When a toxic relationship ends, it’s always on their terms. Toxic relationships have one thing in common, the love for one person and one person only.
They revolve around the giving, taking, and seeing how if affects the other person. We fixate on these people swearing it’s love but in reality, it’s the love we are pining after that they refuse to give us. Toxic relationships are all about getting you hooked and keeping you around and watching every move you make is because of something they’ve done.
Suddenly you are addicted to these highs and lows and twists and turns and saying one thing and doing another. What you don’t see is the affect it really has on you getting yourself involved in a relationship like this. It’s completely self-destructive and you don’t even see it. But everyone else around you does.

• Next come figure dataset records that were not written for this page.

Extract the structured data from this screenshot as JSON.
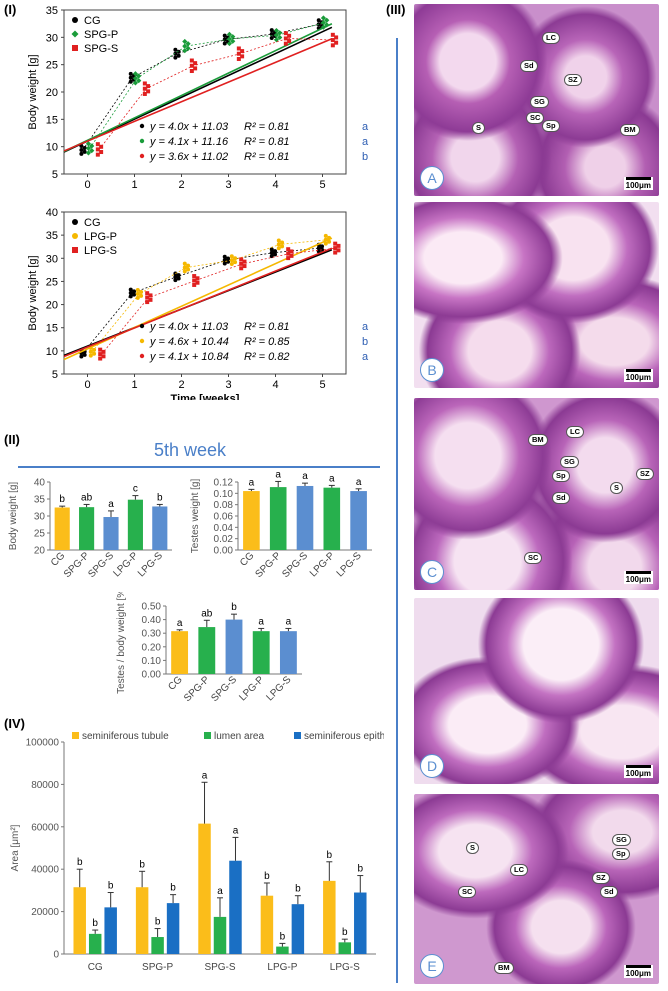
{
  "panels": {
    "I": "(I)",
    "II": "(II)",
    "III": "(III)",
    "IV": "(IV)"
  },
  "colors": {
    "CG": "#000000",
    "SPG_P": "#1a9c3a",
    "SPG_S": "#e02020",
    "LPG_P": "#f5b800",
    "LPG_S": "#e02020",
    "accent": "#4a7fc8",
    "bar_yellow": "#fbbd1a",
    "bar_green": "#27b04d",
    "bar_blue": "#5b8ed0"
  },
  "chart_data": [
    {
      "id": "I-top",
      "type": "scatter",
      "xlabel": "Time [weeks]",
      "ylabel": "Body weight [g]",
      "xlim": [
        -0.5,
        5.5
      ],
      "ylim": [
        5,
        35
      ],
      "xticks": [
        0,
        1,
        2,
        3,
        4,
        5
      ],
      "yticks": [
        5,
        10,
        15,
        20,
        25,
        30,
        35
      ],
      "legend_position": "top-left",
      "series": [
        {
          "name": "CG",
          "color": "#000000",
          "means": [
            [
              -0.1,
              9.4
            ],
            [
              0.95,
              22.6
            ],
            [
              1.9,
              27.0
            ],
            [
              2.95,
              29.6
            ],
            [
              3.95,
              30.6
            ],
            [
              4.95,
              32.4
            ]
          ],
          "fit": {
            "slope": 4.0,
            "intercept": 11.03
          }
        },
        {
          "name": "SPG-P",
          "color": "#1a9c3a",
          "means": [
            [
              0.05,
              9.7
            ],
            [
              1.05,
              22.5
            ],
            [
              2.1,
              28.4
            ],
            [
              3.05,
              29.7
            ],
            [
              4.05,
              30.4
            ],
            [
              5.05,
              32.7
            ]
          ],
          "fit": {
            "slope": 4.1,
            "intercept": 11.16
          }
        },
        {
          "name": "SPG-S",
          "color": "#e02020",
          "means": [
            [
              0.25,
              9.5
            ],
            [
              1.25,
              20.6
            ],
            [
              2.25,
              24.8
            ],
            [
              3.25,
              27.0
            ],
            [
              4.25,
              29.8
            ],
            [
              5.25,
              29.5
            ]
          ],
          "fit": {
            "slope": 3.6,
            "intercept": 11.02
          }
        }
      ],
      "equations": [
        {
          "text": "y = 4.0x + 11.03",
          "r2": "R² = 0.81",
          "letter": "a",
          "color": "#000000"
        },
        {
          "text": "y = 4.1x + 11.16",
          "r2": "R² = 0.81",
          "letter": "a",
          "color": "#1a9c3a"
        },
        {
          "text": "y = 3.6x + 11.02",
          "r2": "R² = 0.81",
          "letter": "b",
          "color": "#e02020"
        }
      ]
    },
    {
      "id": "I-bottom",
      "type": "scatter",
      "xlabel": "Time [weeks]",
      "ylabel": "Body weight [g]",
      "xlim": [
        -0.5,
        5.5
      ],
      "ylim": [
        5,
        40
      ],
      "xticks": [
        0,
        1,
        2,
        3,
        4,
        5
      ],
      "yticks": [
        5,
        10,
        15,
        20,
        25,
        30,
        35,
        40
      ],
      "legend_position": "top-left",
      "series": [
        {
          "name": "CG",
          "color": "#000000",
          "means": [
            [
              -0.1,
              9.5
            ],
            [
              0.95,
              22.5
            ],
            [
              1.9,
              26.0
            ],
            [
              2.95,
              29.6
            ],
            [
              3.95,
              31.2
            ],
            [
              4.95,
              32.2
            ]
          ],
          "fit": {
            "slope": 4.0,
            "intercept": 11.03
          }
        },
        {
          "name": "LPG-P",
          "color": "#f5b800",
          "means": [
            [
              0.1,
              9.8
            ],
            [
              1.1,
              22.3
            ],
            [
              2.1,
              28.0
            ],
            [
              3.1,
              29.6
            ],
            [
              4.1,
              33.0
            ],
            [
              5.1,
              34.0
            ]
          ],
          "fit": {
            "slope": 4.6,
            "intercept": 10.44
          }
        },
        {
          "name": "LPG-S",
          "color": "#e02020",
          "means": [
            [
              0.3,
              9.3
            ],
            [
              1.3,
              21.5
            ],
            [
              2.3,
              25.2
            ],
            [
              3.3,
              28.8
            ],
            [
              4.3,
              31.0
            ],
            [
              5.3,
              32.2
            ]
          ],
          "fit": {
            "slope": 4.1,
            "intercept": 10.84
          }
        }
      ],
      "equations": [
        {
          "text": "y = 4.0x + 11.03",
          "r2": "R² = 0.81",
          "letter": "a",
          "color": "#000000"
        },
        {
          "text": "y = 4.6x + 10.44",
          "r2": "R² = 0.85",
          "letter": "b",
          "color": "#f5b800"
        },
        {
          "text": "y = 4.1x + 10.84",
          "r2": "R² = 0.82",
          "letter": "a",
          "color": "#e02020"
        }
      ]
    },
    {
      "id": "II-body",
      "type": "bar",
      "ylabel": "Body weight [g]",
      "ylim": [
        20,
        40
      ],
      "yticks": [
        20,
        25,
        30,
        35,
        40
      ],
      "categories": [
        "CG",
        "SPG-P",
        "SPG-S",
        "LPG-P",
        "LPG-S"
      ],
      "values": [
        32.5,
        32.6,
        29.7,
        34.8,
        32.8
      ],
      "errors": [
        0.4,
        0.8,
        1.8,
        1.2,
        0.6
      ],
      "letters": [
        "b",
        "ab",
        "a",
        "c",
        "b"
      ],
      "colors": [
        "#fbbd1a",
        "#27b04d",
        "#5b8ed0",
        "#27b04d",
        "#5b8ed0"
      ]
    },
    {
      "id": "II-testes",
      "type": "bar",
      "ylabel": "Testes weight [g]",
      "ylim": [
        0,
        0.12
      ],
      "yticks": [
        "0.00",
        "0.02",
        "0.04",
        "0.06",
        "0.08",
        "0.10",
        "0.12"
      ],
      "categories": [
        "CG",
        "SPG-P",
        "SPG-S",
        "LPG-P",
        "LPG-S"
      ],
      "values": [
        0.104,
        0.111,
        0.113,
        0.11,
        0.104
      ],
      "errors": [
        0.003,
        0.01,
        0.005,
        0.004,
        0.004
      ],
      "letters": [
        "a",
        "a",
        "a",
        "a",
        "a"
      ],
      "colors": [
        "#fbbd1a",
        "#27b04d",
        "#5b8ed0",
        "#27b04d",
        "#5b8ed0"
      ]
    },
    {
      "id": "II-ratio",
      "type": "bar",
      "ylabel": "Testes / body weight [%]",
      "ylim": [
        0,
        0.5
      ],
      "yticks": [
        "0.00",
        "0.10",
        "0.20",
        "0.30",
        "0.40",
        "0.50"
      ],
      "categories": [
        "CG",
        "SPG-P",
        "SPG-S",
        "LPG-P",
        "LPG-S"
      ],
      "values": [
        0.315,
        0.345,
        0.4,
        0.315,
        0.315
      ],
      "errors": [
        0.01,
        0.05,
        0.04,
        0.02,
        0.02
      ],
      "letters": [
        "a",
        "ab",
        "b",
        "a",
        "a"
      ],
      "colors": [
        "#fbbd1a",
        "#27b04d",
        "#5b8ed0",
        "#27b04d",
        "#5b8ed0"
      ]
    },
    {
      "id": "IV",
      "type": "bar",
      "ylabel": "Area [μm²]",
      "ylim": [
        0,
        100000
      ],
      "yticks": [
        "0",
        "20000",
        "40000",
        "60000",
        "80000",
        "100000"
      ],
      "categories": [
        "CG",
        "SPG-P",
        "SPG-S",
        "LPG-P",
        "LPG-S"
      ],
      "series": [
        {
          "name": "seminiferous tubule",
          "color": "#fbbd1a",
          "values": [
            31500,
            31500,
            61500,
            27500,
            34500
          ],
          "errors": [
            8500,
            7500,
            19500,
            6000,
            9000
          ],
          "letters": [
            "b",
            "b",
            "a",
            "b",
            "b"
          ]
        },
        {
          "name": "lumen area",
          "color": "#27b04d",
          "values": [
            9500,
            8000,
            17500,
            3500,
            5500
          ],
          "errors": [
            1800,
            4000,
            9000,
            1500,
            1500
          ],
          "letters": [
            "b",
            "b",
            "a",
            "b",
            "b"
          ]
        },
        {
          "name": "seminiferous epithelium",
          "color": "#1a6fc4",
          "values": [
            22000,
            24000,
            44000,
            23500,
            29000
          ],
          "errors": [
            7000,
            4000,
            11000,
            4000,
            8000
          ],
          "letters": [
            "b",
            "b",
            "a",
            "b",
            "b"
          ]
        }
      ]
    }
  ],
  "week_title": "5th week",
  "histology": {
    "A": {
      "label": "A",
      "scale": "100μm",
      "tags": [
        "LC",
        "Sd",
        "SZ",
        "SG",
        "SC",
        "Sp",
        "S",
        "BM"
      ]
    },
    "B": {
      "label": "B",
      "scale": "100μm"
    },
    "C": {
      "label": "C",
      "scale": "100μm",
      "tags": [
        "BM",
        "LC",
        "SG",
        "Sp",
        "SZ",
        "S",
        "Sd",
        "SC"
      ]
    },
    "D": {
      "label": "D",
      "scale": "100μm"
    },
    "E": {
      "label": "E",
      "scale": "100μm",
      "tags": [
        "S",
        "LC",
        "SG",
        "Sp",
        "SZ",
        "SC",
        "Sd",
        "BM"
      ]
    }
  }
}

It’s the coming and going. It’s the games. It’s making your head spin every which way. It’s the inconsistency of treating you well one moment then like shit the next. Spoiling you, only to ignore you. Making these elaborate plans, only to cancel. Keep tabs on you when they know you’re out and saying exactly what they need to, to ruin whatever night you are having. Because if you aren’t with them, they’ll make sure you don’t have a good night.
Anyone who has a pattern of dating people like this get obsessed with all of this. Pulling you in just to push you away. It’s kind of like a high in a way. They pull away, you try harder. You pull away, they lure you back in with coy words and actions that never come through. With toxic relationships, it’s all about power and who has it. And no matter what move you make, this person knows how to regain power over you at any time.
But then it ends. Suddenly you feel like you’re falling apart. And everyone says you’re better off without this person, but you don’t even see it that way. All you feel is this pain and missing them in the good moments you forget about the bad.
When a relationship ends where the foundation was built on confusion, you never actually know if the ending is real or if the person will come waltzing back into your life.
You think about every good thing and that’s what you focus on, the good moments without taking into consideration all those times you were crying yourself to sleep over them switching to neglect. How easily you forget the times they canceled. The plans that fell through. The times they didn’t show up. The times they ignored you. With someone who is toxic, you channel your brain into only thinking about the good times. Your emotional connection to them makes you see the relationship through rose colored lenses. But your friends on the only hand, hold to all the bad moments and they don’t forget it.
Toxic people are very good at manipulating you. They may say one kind thing or act in a way, but then it’s immediately followed by mistreatment. The first actions justify their second but all you’re thinking is, “what the fuck!” And that’s exactly what they want you thinking.
The thing about toxic people is they are never sure of anything. They can never give you a solid answer. Their word isn’t something you can rely on when they are constantly changing their tune. Uncertain would be the best word to describe someone toxic. They constantly keep you guessing, wondering, and trying too hard. So when they leave, part of you thinks it’s a real goodbye the other part of you thinks, it’s just another circle you are running in.
But when a toxic person walks away from you or you find the strength to walk away yourself, understand that toxic people are like drug addictions. In order to ever fully be clean of them, you have to rid yourself of them entirely. And I know it hurts. I know you miss them. I know you don’t think you’ll meet someone who will give you such an adrenaline rush in a relationship. But what you don’t realize yet is, healthy relationships aren’t supposed to be like that. Healthy relationships aren’t about giving and taking. It isn’t about someone caring more. It isn’t about control.
So when you lose a toxic relationship and you think you are the one that’s lost something, remember what you actually gained. Even if it feels like you’ve lost yourself to this relationship. Because love isn’t toxic. Someone hurting you isn’t right. Someone using you to fill voids in their own lives will never make them whole. And it isn’t your job to make them whole at the cost of breaking yourself to get them there.